Authorities, including the country's top economic planner and the price watchdog, are working on a solution to the "severe overcapacity problem" in the steel industry. A plan is in place and is expected to be published soon, Zhang added.

Profit-per-ton at CNY0.43

Aggregate profit of the 86 CLSA member companies was 2.3 billion yuan ($375 million) in the first six months, with a sales margin at only 0.13 percent, the CLSA said.

In June only, those companies posted a combined loss of 699 million yuan, representing the first monthly loss so far this year, it added.

The situation is equally dire for listed companies. Xinxing Ductile Iron Pipes (000778:Shenzhen) announced last week that its operating profit was down 47.81 percent from a year earlier despite a year-on-year gain of 7.47 percent in operating revenue. It attributed the decline to weak demand and lower prices.

Hangzhou Iron & Steel Co (600126:Shanghai) expected it could lose around 72 million yuan in net profit in the period, while Hunan Valin Steel Co Ltd (000932:Shenzhen) revised up its forecast for losses to 393 million yuan.

Chinese steel makers have been struggling to break even since the next half in 2011, the state-run Xinhua said. Deducting revenue from mining rights and investment, the steel industry as a whole has posted a loss for seven quarters.

Profit-per-ton slumped further to 0.43 yuan in the first half, Xinhua said, comparing it to the price of an ice lolly sold at at least 1 yuan each.

High leverage

Accompanied with the near-zero profit margin are high debt ratios for most steel makers in China.
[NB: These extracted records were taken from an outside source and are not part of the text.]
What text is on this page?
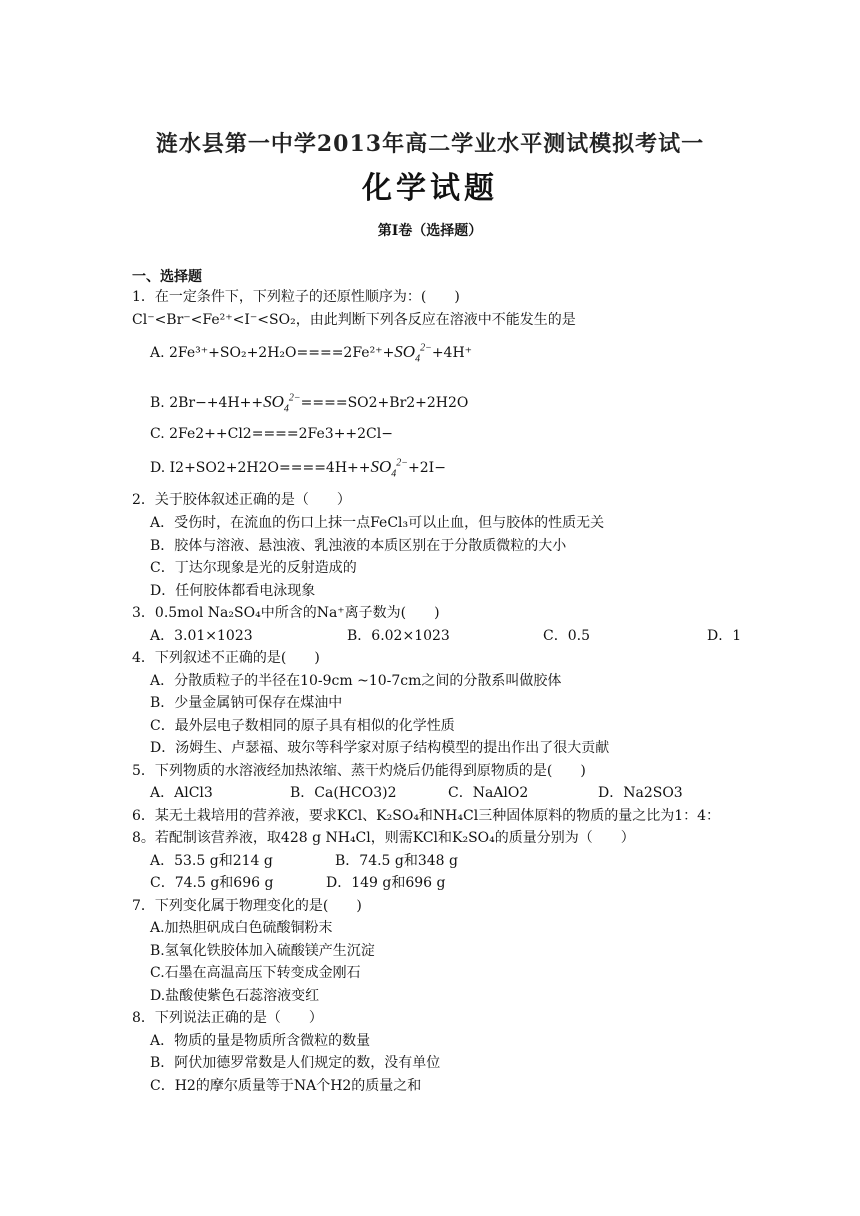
涟水县第一中学2013年高二学业水平测试模拟考试一
化学试题
第Ⅰ卷（选择题）
一、选择题
1．在一定条件下，下列粒子的还原性顺序为：(　　)
Cl⁻<Br⁻<Fe²⁺<I⁻<SO₂，由此判断下列各反应在溶液中不能发生的是
A. $2Fe^{3+}+SO_2+2H_2O====2Fe^{2+}+SO_4^{2-}+4H^+$
B. $2Br-+4H++SO_4^{2-}====SO2+Br2+2H2O$
C. 2Fe2++Cl2====2Fe3++2Cl−
D. $I2+SO2+2H2O====4H++SO_4^{2-}+2I-$
2．关于胶体叙述正确的是（　　）
A．受伤时，在流血的伤口上抹一点FeCl₃可以止血，但与胶体的性质无关
B．胶体与溶液、悬浊液、乳浊液的本质区别在于分散质微粒的大小
C．丁达尔现象是光的反射造成的
D．任何胶体都看电泳现象
3．0.5mol Na₂SO₄中所含的Na⁺离子数为(　　)
A．3.01×1023	B．6.02×1023	C．0.5	D．1
4．下列叙述不正确的是(　　)
A．分散质粒子的半径在10-9cm ~10-7cm之间的分散系叫做胶体
B．少量金属钠可保存在煤油中
C．最外层电子数相同的原子具有相似的化学性质
D．汤姆生、卢瑟福、玻尔等科学家对原子结构模型的提出作出了很大贡献
5．下列物质的水溶液经加热浓缩、蒸干灼烧后仍能得到原物质的是(　　)
A．AlCl3	B．Ca(HCO3)2	C．NaAlO2	D．Na2SO3
6．某无土栽培用的营养液，要求KCl、K₂SO₄和NH₄Cl三种固体原料的物质的量之比为1：4：
8。若配制该营养液，取428 g NH₄Cl，则需KCl和K₂SO₄的质量分别为（　　）
A．53.5 g和214 g	B．74.5 g和348 g
C．74.5 g和696 g	D．149 g和696 g
7．下列变化属于物理变化的是(　　)
A.加热胆矾成白色硫酸铜粉末
B.氢氧化铁胶体加入硫酸镁产生沉淀
C.石墨在高温高压下转变成金刚石
D.盐酸使紫色石蕊溶液变红
8．下列说法正确的是（　　）
A．物质的量是物质所含微粒的数量
B．阿伏加德罗常数是人们规定的数，没有单位
C．H2的摩尔质量等于NA个H2的质量之和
CLSA data showed that 86 steel makers in the first five months had over 3 trillion yuan of liabilities, with an average debt ratio of 69.5 percent. Among listed companies, a total of 18 companies reported a debt ratio of over 70 percent in the first quarter, with the average at 84.4 percent.

With tight money condition and extra high credit cost, these companies are unwilling to cut production even though most of them have excessive capabilities, said Qiu Yuecheng, an analyst with 96369.net, an online steel trading platform.

The companies have to sustain production to scoop up even a small profit to repay banks, adding to risks in the capital chains, Qiu added.

Policy underway

Plans to "resolve severe oversupply" in industries including steel are expected to be announced as soon as in the next half this year, according to Zhang. The new policies will make it harder for companies in industries with excess capacity to obtain land, funding or environmental certifications, Zhang said.

The Ministry of Industry of Information Technology will also publish a new list of companies, which it deems overcapacity, within the year. Last week, the industry ministry issued orders to more than 1,400 companies in 19 basic industries including steel, cooper and cement to cut excess production capacity-with plants idle by September, and closed down for good by the end of the year.